Sexual Assault Survivor: Legislation That Could Have Protected Me
A survivor shares how New York's Adult Survivors Act helped her seek justice after assault, retaliation, and career loss following a workplace attack.
The career she’d worked toward was just beginning. Fresh out of college, she landed a position at a mortgage bank in Uniondale and felt the particular electricity of a first real job. Within days, that future collapsed.
In December 2021, she was sexually assaulted by a colleague who had played a direct role in hiring her. What followed was a cascade of losses. She was told to stay away from the office, then fired. Shortly after, she lost her position as a cheer coach in her hometown. In a matter of weeks, she had lost her income, her professional identity, and her sense of safety.
A PTSD diagnosis came later. Months of struggling followed. But with encouragement from a friend, she sought legal help and filed a civil case under New York’s Adult Survivors Act, which gave her a window to pursue justice for what had happened.
The legal system offered a path forward. It also revealed how easily that path can be weaponized against the people brave enough to walk it.
After filing suit, she faced retaliation tactics and professional consequences while trying to rebuild her career in the mortgage industry. Defense attorneys for her former employer obtained her medical records and subjected her to hours of deposition questioning. A media company connected to the mortgage bank produced parody videos mocking sexual assault in the workplace.

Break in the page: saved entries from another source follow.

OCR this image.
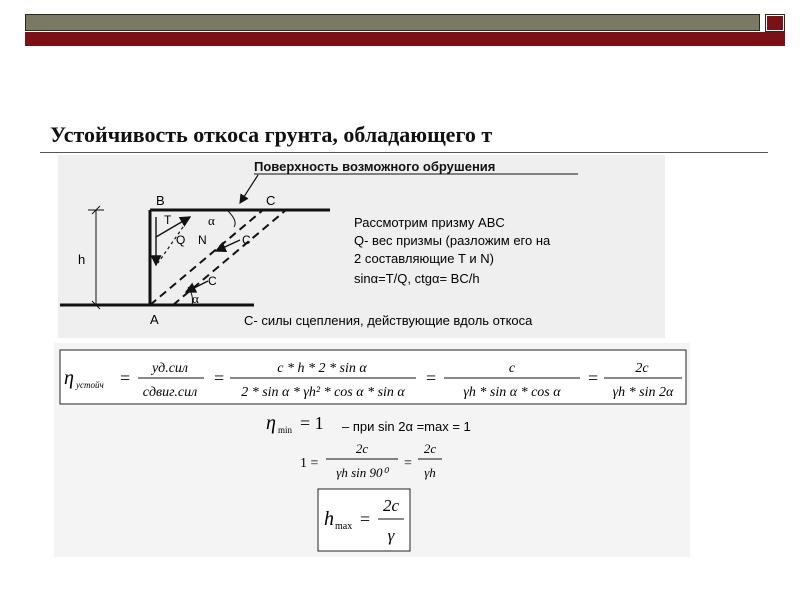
Устойчивость откоса грунта, обладающего т
Поверхность возможного обрушения
h
B	C
T	α
Q N	C
C
α
A
Рассмотрим призму ABC
Q- вес призмы (разложим его на
2 составляющие T и N)
sinα=T/Q, ctgα= BC/h
C- силы сцепления, действующие вдоль откоса
η устойч = уд.сил
сдвиг.сил
=	c * h * 2 * sin α
2 * sin α * γh² * cos α * sin α
=	c
γh * sin α * cos α
=	2c
γh * sin 2α
η min = 1 – при sin 2α =max = 1
1 =
2c
γh sin 90⁰
=
2c
γh
h max =
2c
γ
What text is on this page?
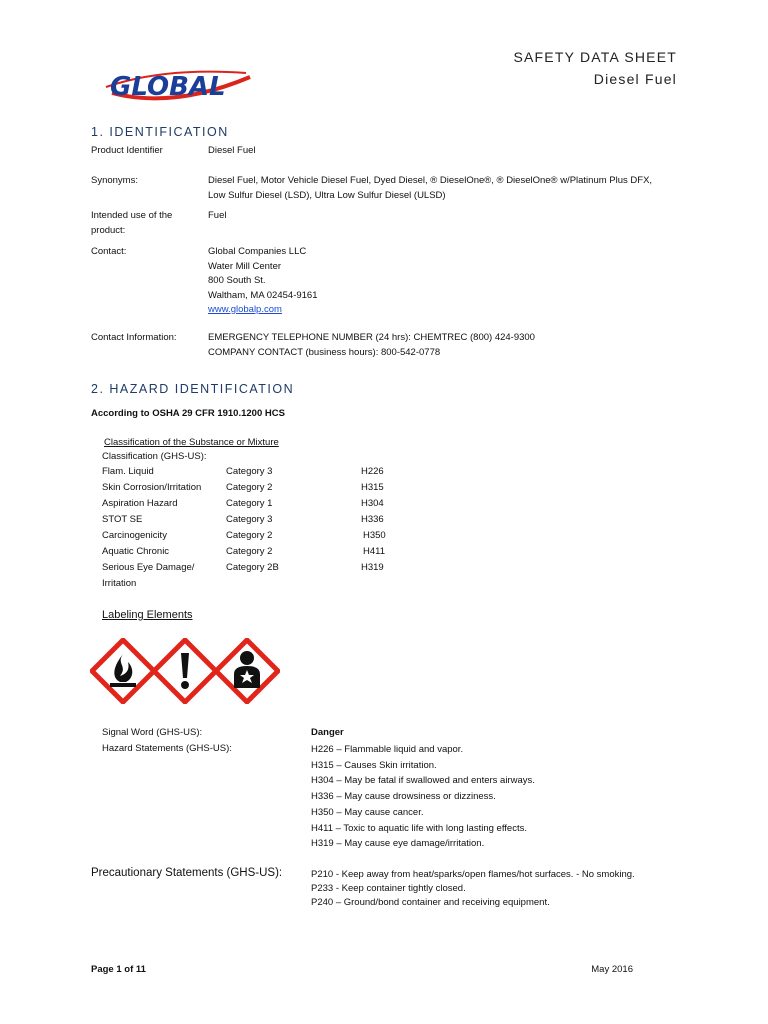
GLOBAL
SAFETY DATA SHEET
Diesel Fuel
1. IDENTIFICATION
Product Identifier	Diesel Fuel
Synonyms:	Diesel Fuel, Motor Vehicle Diesel Fuel, Dyed Diesel, ® DieselOne®, ® DieselOne® w/Platinum Plus DFX,
Low Sulfur Diesel (LSD), Ultra Low Sulfur Diesel (ULSD)
Intended use of the
product:
Fuel
Contact:	Global Companies LLC
Water Mill Center
800 South St.
Waltham, MA 02454-9161
www.globalp.com
Contact Information:	EMERGENCY TELEPHONE NUMBER (24 hrs): CHEMTREC (800) 424-9300
COMPANY CONTACT (business hours): 800-542-0778
2. HAZARD IDENTIFICATION
According to OSHA 29 CFR 1910.1200 HCS
Classification of the Substance or Mixture
Classification (GHS-US):
Flam. Liquid	Category 3	H226
Skin Corrosion/Irritation	Category 2	H315
Aspiration Hazard	Category 1	H304
STOT SE	Category 3	H336
Carcinogenicity	Category 2	H350
Aquatic Chronic	Category 2	H411
Serious Eye Damage/	Category 2B	H319
Irritation
Labeling Elements
Signal Word (GHS-US):	Danger
Hazard Statements (GHS-US):	H226 – Flammable liquid and vapor.
H315 – Causes Skin irritation.
H304 – May be fatal if swallowed and enters airways.
H336 – May cause drowsiness or dizziness.
H350 – May cause cancer.
H411 – Toxic to aquatic life with long lasting effects.
H319 – May cause eye damage/irritation.
Precautionary Statements (GHS-US):	P210 - Keep away from heat/sparks/open flames/hot surfaces. - No smoking.
P233 - Keep container tightly closed.
P240 – Ground/bond container and receiving equipment.
Page 1 of 11	May 2016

She eventually accepted a settlement. She made a deliberate choice not to sign any confidentiality agreement. Her reason was straightforward: she wanted to be able to tell her story and help prevent others from going through the same experience.
During Sexual Assault Awareness Month, she posted a video to social media sharing what had happened to her, having cleared the decision with her attorney first. Within the hour, she learned that her abuser’s legal team had contacted her attorney threatening a defamation lawsuit.
She has not been sued. But the threat carried its own cost. She was advised that defending such a claim could run into the tens of thousands of dollars. The physical toll followed. She was later diagnosed with vocal nodules and muscle tension dysphonia. The message delivered by that legal threat was unmistakable: speak, and face consequences.
This is a pattern that extends far beyond high-profile courtroom dramas. Survivor advocates have noted a measurable increase in hesitation among survivors considering coming forward, particularly in the wake of televised defamation trials that showed in detail how telling the truth can be turned into financial ruin. Legal threats become instruments of silence, designed not necessarily to win in court but to exhaust, intimidate, and deter.
Retaliatory defamation suits filed against survivors of sexual assault or harassment, sometimes called SLAPP suits, strategic lawsuits against public participation, have drawn attention from legislators in several states. The argument for stronger protections is practical: when the act of speaking truthfully about your own experience exposes you to ruinous legal costs, the right to share that experience becomes theoretical for anyone without substantial resources.
New York already has an anti-SLAPP law, but advocates and survivors argue the current protections contain gaps, particularly for individuals speaking on matters considered personal rather than public. Legislation that would expand those protections is the reason this survivor chose to put her name and her story into the conversation.
Long Island has no shortage of voices willing to show up for survivors at candlelight vigils or awareness walks each April. The harder work is making space for survivors to speak without fear of being financially dismantled for doing so. This woman did everything the system asked. She reported. She filed. She went through depositions and settlement negotiations and medical evaluations. She chose transparency over a payout with strings attached.
The least the system can offer in return is protection for the words she earned the right to say.
Sexual Assault Awareness Month begins Tuesday. For Long Islanders who want to support survivors in a concrete way, following pending state legislation around survivor speech protections is a place to start.